Without a more robust regulatory approach, “rapid shale gas development could potentially threaten important water resources, if not fracture the country’s water security,” Mr. Parfitt wrote in the study, which will be formally released Thursday at a day-long Munk School conference.
The international oil industry is investing heavily in North America shale plays. Just last weekend, Calgary-based Talisman Energy Inc. (TLM-T17.99-0.19-1.05%) announced it is teaming up with Norway’s Statoil ASA for a $1.3-billion (U.S.) acquisition of properties in Texas’ Eagle Ford shale. As well, China National Offshore Oil Company (CNOOC) said it is investing $1-billion for a one-third stake in Chesapeake Energy Corp.’s Eagle Ford play.
In Canada, companies like Talisman, Encana Corp., (ECA-T30.58-0.10-0.33%) and U.S-based Apache Corp. are planning massive investment in northeastern B.C. and western Alberta, notably in the prolific Horn River and Montney plays. Companies are also eager to develop Quebec’s Utica shale zone and in New Brunswick. As well, the industry is applying the drilling and hydraulic fracturing techniques to other oil and unconventional gas fields in Alberta and Saskatchewan – using high-pressured, chemically-treated water to break open tight formations and release the trapped hydrocarbons.
The industry acknowledges that massive expansion of shale development through hydraulic fracturing could threaten water supplies if not properly done, but insist that provincial regulators and the companies themselves are prepared to meet the challenge through water recycling, and tapping salt-water aquifers.
In northeastern B.C., “there is a realization the full-blown development in some of these shale regions is going to tax the water availability if we go forward with a traditional, business-as-usual approach to how water is used,” said Kevin Heffernan, vice-president of Calgary-based Canadian Society for Unconventional Gas, a industry-backed association.
“And certainly the industry is very, very aware that shale-gas development is water intensive and is working hard to find approaches that are going to make sense for the long term,” Mr. Heffernan said in an interview.
But Mr. Parfitt suggests the industry – with the blessing of the B.C. regulator – is forging ahead with development plans in British Columbia and elsewhere while key questions remain unanswered.

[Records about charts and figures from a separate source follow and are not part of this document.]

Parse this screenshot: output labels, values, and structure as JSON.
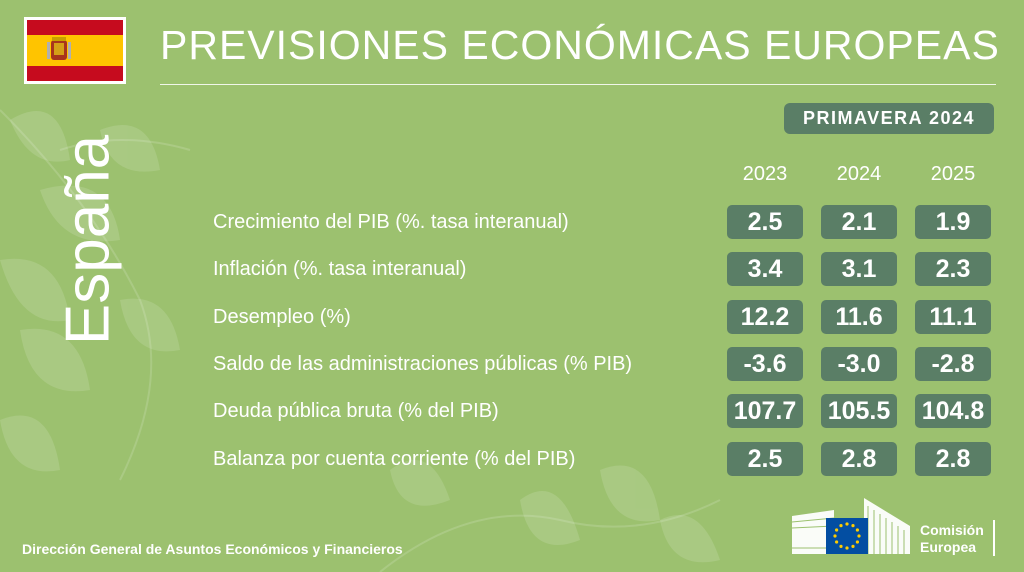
{
  "title": "PREVISIONES ECONÓMICAS EUROPEAS",
  "country": "España",
  "season": "PRIMAVERA 2024",
  "years": [
    "2023",
    "2024",
    "2025"
  ],
  "indicators": [
    {
      "label": "Crecimiento del PIB (%. tasa interanual)",
      "values": [
        "2.5",
        "2.1",
        "1.9"
      ]
    },
    {
      "label": "Inflación (%. tasa interanual)",
      "values": [
        "3.4",
        "3.1",
        "2.3"
      ]
    },
    {
      "label": "Desempleo (%)",
      "values": [
        "12.2",
        "11.6",
        "11.1"
      ]
    },
    {
      "label": "Saldo de las administraciones públicas (% PIB)",
      "values": [
        "-3.6",
        "-3.0",
        "-2.8"
      ]
    },
    {
      "label": "Deuda pública bruta (% del PIB)",
      "values": [
        "107.7",
        "105.5",
        "104.8"
      ]
    },
    {
      "label": "Balanza por cuenta corriente (% del PIB)",
      "values": [
        "2.5",
        "2.8",
        "2.8"
      ]
    }
  ],
  "footer": "Dirección General de Asuntos Económicos y Financieros",
  "logo_text": [
    "Comisión",
    "Europea"
  ],
  "colors": {
    "background": "#9cc16f",
    "box": "#5a7e66",
    "flag_red": "#c60b1e",
    "flag_yellow": "#ffc400",
    "eu_blue": "#034ea2"
  }
}
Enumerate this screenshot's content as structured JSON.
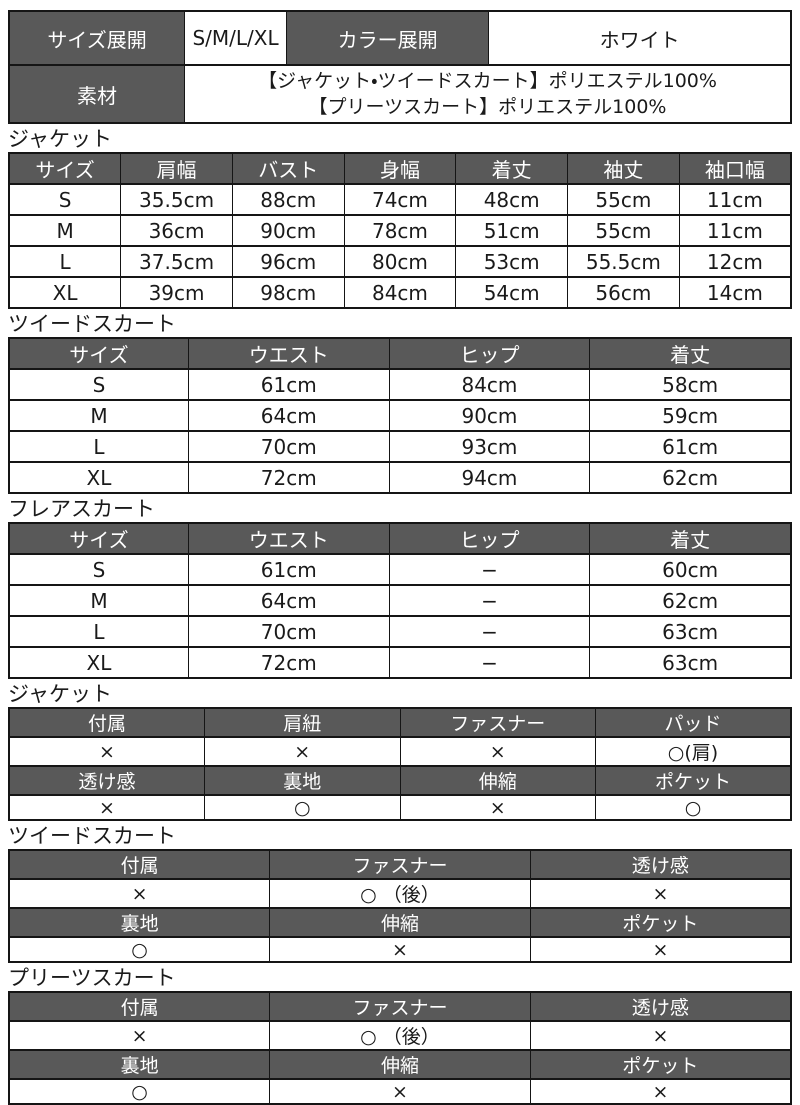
{
  "colors": {
    "header_bg": "#595959",
    "header_text": "#ffffff",
    "body_text": "#1a1a1a",
    "border": "#151515",
    "background": "#ffffff"
  },
  "info": {
    "size_label": "サイズ展開",
    "size_value": "S/M/L/XL",
    "color_label": "カラー展開",
    "color_value": "ホワイト",
    "material_label": "素材",
    "material_line1": "【ジャケット・ツイードスカート】ポリエステル100%",
    "material_line2": "【プリーツスカート】ポリエステル100%"
  },
  "size_tables": [
    {
      "title": "ジャケット",
      "headers": [
        "サイズ",
        "肩幅",
        "バスト",
        "身幅",
        "着丈",
        "袖丈",
        "袖口幅"
      ],
      "rows": [
        [
          "S",
          "35.5cm",
          "88cm",
          "74cm",
          "48cm",
          "55cm",
          "11cm"
        ],
        [
          "M",
          "36cm",
          "90cm",
          "78cm",
          "51cm",
          "55cm",
          "11cm"
        ],
        [
          "L",
          "37.5cm",
          "96cm",
          "80cm",
          "53cm",
          "55.5cm",
          "12cm"
        ],
        [
          "XL",
          "39cm",
          "98cm",
          "84cm",
          "54cm",
          "56cm",
          "14cm"
        ]
      ]
    },
    {
      "title": "ツイードスカート",
      "headers": [
        "サイズ",
        "ウエスト",
        "ヒップ",
        "着丈"
      ],
      "rows": [
        [
          "S",
          "61cm",
          "84cm",
          "58cm"
        ],
        [
          "M",
          "64cm",
          "90cm",
          "59cm"
        ],
        [
          "L",
          "70cm",
          "93cm",
          "61cm"
        ],
        [
          "XL",
          "72cm",
          "94cm",
          "62cm"
        ]
      ]
    },
    {
      "title": "フレアスカート",
      "headers": [
        "サイズ",
        "ウエスト",
        "ヒップ",
        "着丈"
      ],
      "rows": [
        [
          "S",
          "61cm",
          "−",
          "60cm"
        ],
        [
          "M",
          "64cm",
          "−",
          "62cm"
        ],
        [
          "L",
          "70cm",
          "−",
          "63cm"
        ],
        [
          "XL",
          "72cm",
          "−",
          "63cm"
        ]
      ]
    }
  ],
  "spec_tables": [
    {
      "title": "ジャケット",
      "rows": [
        {
          "headers": [
            "付属",
            "肩紐",
            "ファスナー",
            "パッド"
          ],
          "values": [
            "×",
            "×",
            "×",
            "○(肩)"
          ]
        },
        {
          "headers": [
            "透け感",
            "裏地",
            "伸縮",
            "ポケット"
          ],
          "values": [
            "×",
            "○",
            "×",
            "○"
          ]
        }
      ]
    },
    {
      "title": "ツイードスカート",
      "rows": [
        {
          "headers": [
            "付属",
            "ファスナー",
            "透け感"
          ],
          "values": [
            "×",
            "○ （後）",
            "×"
          ]
        },
        {
          "headers": [
            "裏地",
            "伸縮",
            "ポケット"
          ],
          "values": [
            "○",
            "×",
            "×"
          ]
        }
      ]
    },
    {
      "title": "プリーツスカート",
      "rows": [
        {
          "headers": [
            "付属",
            "ファスナー",
            "透け感"
          ],
          "values": [
            "×",
            "○ （後）",
            "×"
          ]
        },
        {
          "headers": [
            "裏地",
            "伸縮",
            "ポケット"
          ],
          "values": [
            "○",
            "×",
            "×"
          ]
        }
      ]
    }
  ]
}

While the industry claims there is no evidence that hydraulic fracturing has contaminated aquifers, the researcher cited a number of cases in the United States where ground water was tainted during nearby drilling activity. And there is no requirement in Canada for companies to disclose what chemicals they use in fracturing – as there is in several states.
As well, there has been no assessment in B.C. – or other provinces – of how the industry will be able to dispose of massive amounts of waste water that is produced during the drilling, a key concern regarding possible surface water contamination.
“The pace of the shale gas revolution demands greater scrutiny before more fracture lines appear across the country,” he said.